2026-04-13 agents competition rust retrospective sgr benchmarks

How I spent $250+ on an AI agent competition and what I learned

I scored 17 out of 104. Here’s how I got there and why I’m happy about it.

The setup

BitGN PAC1 is an agent benchmark. Your AI agent connects via API to a virtual workspace – emails, invoices, contacts, OTP verifications, social engineering attacks – and completes tasks. 104 tasks, scored automatically. No hand-holding.

I also organized a physical hub event in Gazipasa for it. 14 hours. The competition started, and I found myself simultaneously explaining to people what agents are, how the competition works, and – with one hand – frantically throwing submissions at the leaderboard while begging Claude to figure things out.

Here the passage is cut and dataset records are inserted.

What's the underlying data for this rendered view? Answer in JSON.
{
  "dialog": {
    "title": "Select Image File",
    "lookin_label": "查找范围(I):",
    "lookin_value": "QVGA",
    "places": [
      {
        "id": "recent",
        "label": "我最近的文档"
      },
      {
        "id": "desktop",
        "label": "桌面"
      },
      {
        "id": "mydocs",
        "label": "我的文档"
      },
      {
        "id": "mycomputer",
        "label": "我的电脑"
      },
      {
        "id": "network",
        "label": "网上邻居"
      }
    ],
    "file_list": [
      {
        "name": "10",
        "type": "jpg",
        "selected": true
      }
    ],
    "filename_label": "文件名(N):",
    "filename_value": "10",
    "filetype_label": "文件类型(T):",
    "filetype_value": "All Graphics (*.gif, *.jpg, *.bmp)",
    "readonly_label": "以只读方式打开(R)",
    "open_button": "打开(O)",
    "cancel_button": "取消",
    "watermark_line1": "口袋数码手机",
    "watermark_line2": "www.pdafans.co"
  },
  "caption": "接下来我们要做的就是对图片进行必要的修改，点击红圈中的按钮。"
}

Not the ideal competitive setup.

The money pit

Before the competition, I spent about $50 testing models. I ran through 30+ different models across 6 providers. The best performer? Nemotron 120B – a free model via Cloudflare Workers AI. Seed-2.0-pro was decent too.

Then the competition started, and I switched to GPT-5.4. One run: $50. I did three. That’s $150 in two hours of panic.

After the competition, another $50 on weekend debugging sessions. Total damage: north of $250.

My over-engineered stack

I built everything in Rust, from my own libraries. Three layers:

openai-oxide – OpenAI client with caching, websockets, realtime. I like everything about this layer.
sgr-agent – Agent core with SGR patterns from Rinat (thanks to him for both the competition and the ideas – I studied the Python reference implementation).
agent-bit – The competition agent itself.

What I built into the architecture:

ONNX classifier (MiniLM-L6) for intent and security labels – runs before the LLM even sees the task
12-feature threat matrix, NLI DeBERTa for injection detection, trust graph, two state machines
15 hot-reloadable skills, hooks, and tools
Agent loop – SGR + function calling hybrid
OutcomeValidator with adaptive kNN on the output side

Was this over-engineered for a 2-hour competition? Absolutely. But this is the agent-mistake-fix-harness philosophy in action – every mistake becomes a permanent fix in the framework.

Architecture deep dive

Here’s how the layers connect:

flowchart TD
    A["CLI\nmain.rs"] --> B["Pipeline SM\npipeline.rs"]
    B -->|Block| X[DENIED]
    B -->|Ready| C["Agent Loop\nagent.rs"]
    C --> D["Workflow SM\nworkflow.rs"]
    D --> E[Answer]

    click A "https://github.com/fortunto2/agent-bit/blob/main/src/main.rs"
    click B "https://github.com/fortunto2/agent-bit/blob/main/src/pipeline.rs"
    click C "https://github.com/fortunto2/agent-bit/blob/main/src/agent.rs"
    click D "https://github.com/fortunto2/agent-bit/blob/main/src/workflow.rs"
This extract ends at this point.